The additional information contained in this 5D radiance field also helps to accurately estimate the depth of ORCa. And because the scene is represented as a 5D radiation field rather than a 2D image, the user can see hidden features that would otherwise be blocked by corners or obstacles.
In fact, once ORCa has captured this 5D radiant field, the user can place a virtual camera anywhere on the scene and synthesize what that camera will see, Dave explains. The user can also insert virtual objects into the environment or change the appearance of the object, for example, from ceramic to metallic.
“It was particularly difficult to go from a 2D image to a 5D environment. You have to make sure the map works and is physically accurate, so it’s based on how light moves through space and how light interacts with the environment. We spent a lot of time thinking about how we can model the surface,” says Tiwari.
accurate estimates
The researchers evaluated their technique against other methods that simulate modeling, which is a slightly different task than ORCa performs. Their method was good at showing true object color from reflections and outperformed baselines by extracting more accurate object geometry and texture.
They compared the system’s depth estimates with simulated ground truth data of the actual distance between objects in the scene and found ORCa’s predictions to be reliable.
“Consistently, with ORCa, it not only accurately estimates the environment as a 5D image, but to achieve this, in the intermediate steps, it also does a good job of estimating the shape of the object and reflecting the separation of the object from the texture.” Dave says.
Based on this proof of concept, the researchers want to apply this technique to drone imaging. ORCa can use faint reflections from objects the drone is flying over to reconstruct the scene from the ground.

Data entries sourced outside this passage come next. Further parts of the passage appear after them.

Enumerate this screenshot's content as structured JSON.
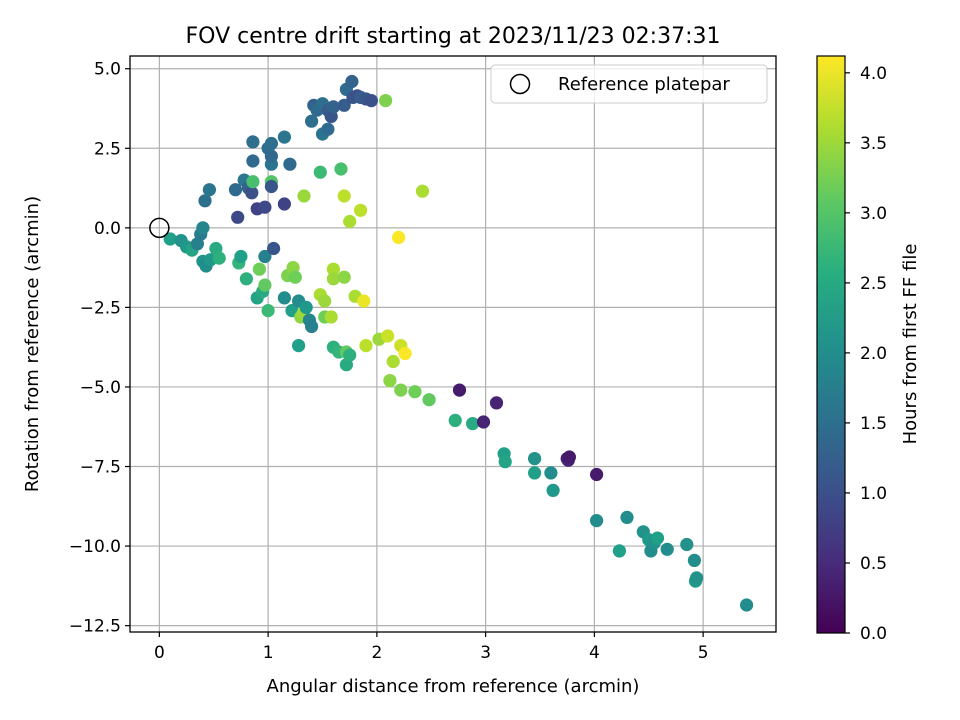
{
  "chart_data": {
    "type": "scatter",
    "title": "FOV centre drift starting at 2023/11/23 02:37:31",
    "xlabel": "Angular distance from reference (arcmin)",
    "ylabel": "Rotation from reference (arcmin)",
    "xlim": [
      -0.27,
      5.67
    ],
    "ylim": [
      -12.7,
      5.4
    ],
    "xticks": [
      0,
      1,
      2,
      3,
      4,
      5
    ],
    "yticks": [
      5.0,
      2.5,
      0.0,
      -2.5,
      -5.0,
      -7.5,
      -10.0,
      -12.5
    ],
    "xtick_labels": [
      "0",
      "1",
      "2",
      "3",
      "4",
      "5"
    ],
    "ytick_labels": [
      "5.0",
      "2.5",
      "0.0",
      "−2.5",
      "−5.0",
      "−7.5",
      "−10.0",
      "−12.5"
    ],
    "grid": true,
    "legend": {
      "placement": "top-right",
      "label": "Reference platepar",
      "marker": "open-circle"
    },
    "colorbar": {
      "label": "Hours from first FF file",
      "colormap": "viridis",
      "range": [
        0.0,
        4.12
      ],
      "ticks": [
        0.0,
        0.5,
        1.0,
        1.5,
        2.0,
        2.5,
        3.0,
        3.5,
        4.0
      ],
      "tick_labels": [
        "0.0",
        "0.5",
        "1.0",
        "1.5",
        "2.0",
        "2.5",
        "3.0",
        "3.5",
        "4.0"
      ]
    },
    "reference_point": {
      "x": 0.0,
      "y": 0.0
    },
    "points": [
      {
        "x": 0.1,
        "y": -0.35,
        "t": 2.3
      },
      {
        "x": 0.2,
        "y": -0.4,
        "t": 2.1
      },
      {
        "x": 0.25,
        "y": -0.6,
        "t": 2.2
      },
      {
        "x": 0.3,
        "y": -0.7,
        "t": 2.4
      },
      {
        "x": 0.35,
        "y": -0.5,
        "t": 1.8
      },
      {
        "x": 0.38,
        "y": -0.2,
        "t": 1.7
      },
      {
        "x": 0.4,
        "y": 0.0,
        "t": 1.9
      },
      {
        "x": 0.42,
        "y": 0.85,
        "t": 1.5
      },
      {
        "x": 0.46,
        "y": 1.2,
        "t": 1.6
      },
      {
        "x": 0.4,
        "y": -1.05,
        "t": 2.1
      },
      {
        "x": 0.43,
        "y": -1.2,
        "t": 2.0
      },
      {
        "x": 0.47,
        "y": -1.0,
        "t": 2.2
      },
      {
        "x": 0.52,
        "y": -0.65,
        "t": 2.5
      },
      {
        "x": 0.55,
        "y": -0.95,
        "t": 2.6
      },
      {
        "x": 0.7,
        "y": 1.2,
        "t": 1.4
      },
      {
        "x": 0.72,
        "y": 0.33,
        "t": 0.9
      },
      {
        "x": 0.73,
        "y": -1.1,
        "t": 2.7
      },
      {
        "x": 0.75,
        "y": -0.9,
        "t": 2.3
      },
      {
        "x": 0.78,
        "y": 1.5,
        "t": 1.6
      },
      {
        "x": 0.8,
        "y": -1.6,
        "t": 2.6
      },
      {
        "x": 0.82,
        "y": 1.25,
        "t": 1.3
      },
      {
        "x": 0.85,
        "y": 1.1,
        "t": 1.0
      },
      {
        "x": 0.86,
        "y": 1.45,
        "t": 2.9
      },
      {
        "x": 0.86,
        "y": 2.1,
        "t": 1.4
      },
      {
        "x": 0.86,
        "y": 2.7,
        "t": 1.5
      },
      {
        "x": 0.9,
        "y": 0.6,
        "t": 0.8
      },
      {
        "x": 0.9,
        "y": -2.2,
        "t": 2.4
      },
      {
        "x": 0.92,
        "y": -1.3,
        "t": 3.2
      },
      {
        "x": 0.95,
        "y": -2.0,
        "t": 2.5
      },
      {
        "x": 0.97,
        "y": 0.65,
        "t": 0.9
      },
      {
        "x": 0.97,
        "y": -1.8,
        "t": 3.1
      },
      {
        "x": 0.97,
        "y": -0.9,
        "t": 1.8
      },
      {
        "x": 1.0,
        "y": 2.5,
        "t": 1.5
      },
      {
        "x": 1.0,
        "y": -2.6,
        "t": 2.8
      },
      {
        "x": 1.03,
        "y": 1.45,
        "t": 3.0
      },
      {
        "x": 1.03,
        "y": 2.0,
        "t": 1.6
      },
      {
        "x": 1.03,
        "y": 2.25,
        "t": 1.4
      },
      {
        "x": 1.03,
        "y": 2.65,
        "t": 1.5
      },
      {
        "x": 1.03,
        "y": 1.3,
        "t": 1.1
      },
      {
        "x": 1.05,
        "y": -0.65,
        "t": 1.1
      },
      {
        "x": 1.15,
        "y": 2.85,
        "t": 1.6
      },
      {
        "x": 1.15,
        "y": 0.75,
        "t": 0.8
      },
      {
        "x": 1.15,
        "y": -2.2,
        "t": 2.0
      },
      {
        "x": 1.18,
        "y": -1.5,
        "t": 3.3
      },
      {
        "x": 1.2,
        "y": 2.0,
        "t": 1.4
      },
      {
        "x": 1.22,
        "y": -2.6,
        "t": 2.3
      },
      {
        "x": 1.23,
        "y": -1.25,
        "t": 3.4
      },
      {
        "x": 1.25,
        "y": -1.55,
        "t": 3.2
      },
      {
        "x": 1.28,
        "y": -2.3,
        "t": 2.0
      },
      {
        "x": 1.28,
        "y": -3.7,
        "t": 2.3
      },
      {
        "x": 1.3,
        "y": -2.8,
        "t": 3.4
      },
      {
        "x": 1.32,
        "y": -2.7,
        "t": 3.5
      },
      {
        "x": 1.33,
        "y": 1.0,
        "t": 3.5
      },
      {
        "x": 1.35,
        "y": -2.5,
        "t": 2.2
      },
      {
        "x": 1.38,
        "y": -2.9,
        "t": 1.9
      },
      {
        "x": 1.4,
        "y": -3.1,
        "t": 1.8
      },
      {
        "x": 1.4,
        "y": 3.35,
        "t": 1.5
      },
      {
        "x": 1.42,
        "y": 3.85,
        "t": 1.3
      },
      {
        "x": 1.45,
        "y": 3.7,
        "t": 1.4
      },
      {
        "x": 1.48,
        "y": 1.75,
        "t": 2.8
      },
      {
        "x": 1.48,
        "y": -2.1,
        "t": 3.6
      },
      {
        "x": 1.5,
        "y": 3.9,
        "t": 1.5
      },
      {
        "x": 1.5,
        "y": 2.95,
        "t": 1.6
      },
      {
        "x": 1.52,
        "y": -2.3,
        "t": 3.5
      },
      {
        "x": 1.52,
        "y": -2.8,
        "t": 3.2
      },
      {
        "x": 1.55,
        "y": 3.7,
        "t": 1.2
      },
      {
        "x": 1.55,
        "y": 3.1,
        "t": 1.4
      },
      {
        "x": 1.58,
        "y": 3.5,
        "t": 1.1
      },
      {
        "x": 1.58,
        "y": -2.8,
        "t": 3.6
      },
      {
        "x": 1.6,
        "y": -1.3,
        "t": 3.6
      },
      {
        "x": 1.6,
        "y": -1.6,
        "t": 3.5
      },
      {
        "x": 1.6,
        "y": 3.8,
        "t": 1.3
      },
      {
        "x": 1.6,
        "y": -3.75,
        "t": 2.6
      },
      {
        "x": 1.65,
        "y": -3.9,
        "t": 2.7
      },
      {
        "x": 1.67,
        "y": 1.85,
        "t": 2.9
      },
      {
        "x": 1.7,
        "y": 3.85,
        "t": 1.2
      },
      {
        "x": 1.7,
        "y": 1.0,
        "t": 3.7
      },
      {
        "x": 1.7,
        "y": -1.55,
        "t": 3.4
      },
      {
        "x": 1.72,
        "y": -4.3,
        "t": 2.5
      },
      {
        "x": 1.72,
        "y": -3.9,
        "t": 3.1
      },
      {
        "x": 1.72,
        "y": 4.35,
        "t": 1.4
      },
      {
        "x": 1.75,
        "y": 0.2,
        "t": 3.6
      },
      {
        "x": 1.75,
        "y": -4.0,
        "t": 2.6
      },
      {
        "x": 1.77,
        "y": 4.6,
        "t": 1.3
      },
      {
        "x": 1.78,
        "y": 4.1,
        "t": 1.1
      },
      {
        "x": 1.8,
        "y": -2.15,
        "t": 3.6
      },
      {
        "x": 1.82,
        "y": 4.15,
        "t": 1.0
      },
      {
        "x": 1.85,
        "y": 0.55,
        "t": 3.7
      },
      {
        "x": 1.85,
        "y": 4.1,
        "t": 1.2
      },
      {
        "x": 1.88,
        "y": -2.3,
        "t": 4.0
      },
      {
        "x": 1.9,
        "y": -3.7,
        "t": 3.7
      },
      {
        "x": 1.9,
        "y": 4.05,
        "t": 1.1
      },
      {
        "x": 1.95,
        "y": 4.0,
        "t": 1.0
      },
      {
        "x": 2.02,
        "y": -3.5,
        "t": 3.5
      },
      {
        "x": 2.08,
        "y": 4.0,
        "t": 3.3
      },
      {
        "x": 2.1,
        "y": -3.4,
        "t": 3.8
      },
      {
        "x": 2.12,
        "y": -4.8,
        "t": 3.4
      },
      {
        "x": 2.15,
        "y": -4.2,
        "t": 3.6
      },
      {
        "x": 2.2,
        "y": -0.3,
        "t": 4.1
      },
      {
        "x": 2.22,
        "y": -3.7,
        "t": 3.8
      },
      {
        "x": 2.22,
        "y": -5.1,
        "t": 3.3
      },
      {
        "x": 2.26,
        "y": -3.95,
        "t": 4.1
      },
      {
        "x": 2.35,
        "y": -5.15,
        "t": 3.2
      },
      {
        "x": 2.42,
        "y": 1.15,
        "t": 3.6
      },
      {
        "x": 2.48,
        "y": -5.4,
        "t": 3.1
      },
      {
        "x": 2.72,
        "y": -6.05,
        "t": 2.6
      },
      {
        "x": 2.76,
        "y": -5.1,
        "t": 0.3
      },
      {
        "x": 2.88,
        "y": -6.15,
        "t": 2.5
      },
      {
        "x": 2.98,
        "y": -6.1,
        "t": 0.4
      },
      {
        "x": 3.1,
        "y": -5.5,
        "t": 0.4
      },
      {
        "x": 3.17,
        "y": -7.1,
        "t": 2.3
      },
      {
        "x": 3.18,
        "y": -7.35,
        "t": 2.4
      },
      {
        "x": 3.45,
        "y": -7.25,
        "t": 2.1
      },
      {
        "x": 3.45,
        "y": -7.7,
        "t": 2.3
      },
      {
        "x": 3.6,
        "y": -7.7,
        "t": 2.0
      },
      {
        "x": 3.62,
        "y": -8.25,
        "t": 2.2
      },
      {
        "x": 3.75,
        "y": -7.25,
        "t": 0.35
      },
      {
        "x": 3.76,
        "y": -7.3,
        "t": 0.4
      },
      {
        "x": 3.77,
        "y": -7.2,
        "t": 0.3
      },
      {
        "x": 4.02,
        "y": -7.75,
        "t": 0.3
      },
      {
        "x": 4.02,
        "y": -9.2,
        "t": 2.0
      },
      {
        "x": 4.23,
        "y": -10.15,
        "t": 2.3
      },
      {
        "x": 4.3,
        "y": -9.1,
        "t": 2.0
      },
      {
        "x": 4.45,
        "y": -9.55,
        "t": 2.1
      },
      {
        "x": 4.5,
        "y": -9.8,
        "t": 2.2
      },
      {
        "x": 4.52,
        "y": -10.15,
        "t": 2.0
      },
      {
        "x": 4.55,
        "y": -9.9,
        "t": 2.1
      },
      {
        "x": 4.58,
        "y": -9.75,
        "t": 2.3
      },
      {
        "x": 4.67,
        "y": -10.1,
        "t": 2.0
      },
      {
        "x": 4.85,
        "y": -9.95,
        "t": 2.1
      },
      {
        "x": 4.92,
        "y": -10.45,
        "t": 2.0
      },
      {
        "x": 4.93,
        "y": -11.1,
        "t": 2.2
      },
      {
        "x": 4.94,
        "y": -11.0,
        "t": 2.1
      },
      {
        "x": 5.4,
        "y": -11.85,
        "t": 2.0
      }
    ]
  }
}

They also want to enhance ORCa so that it can use other cues, such as shadows, to recover hidden information, or combine reflections from two objects to render new parts of a scene.
“Estimating specular reflections is really important for seeing corners, and it’s a natural next step for using weak reflections in the scene around corners,” says Raskar.
“Typically, shiny objects are difficult for vision systems. This work is very creative because it turns the subject’s long-standing weakness of luster into an advantage. Using ambient reflections from a shiny object, the paper can not only see hidden parts of the scene, but also understand how the scene is lit. This enables applications in 3D perception that include, but are not limited to, the ability to composit virtual objects into real scenes in a way that looks seamless, even in challenging lighting conditions,” said Achuta Kadambi, assistant professor of electrical engineering and computer science. University of California, Los Angeles, which was not involved in the case. “One of the reasons others haven’t been able to use shiny objects in this way is that most previous work requires surfaces with known geometry or texture. The authors have adopted an intriguing new formulation that does not require such knowledge.
The research was supported in part by the Intelligence Advanced Research Projects Activity and the National Science Foundation.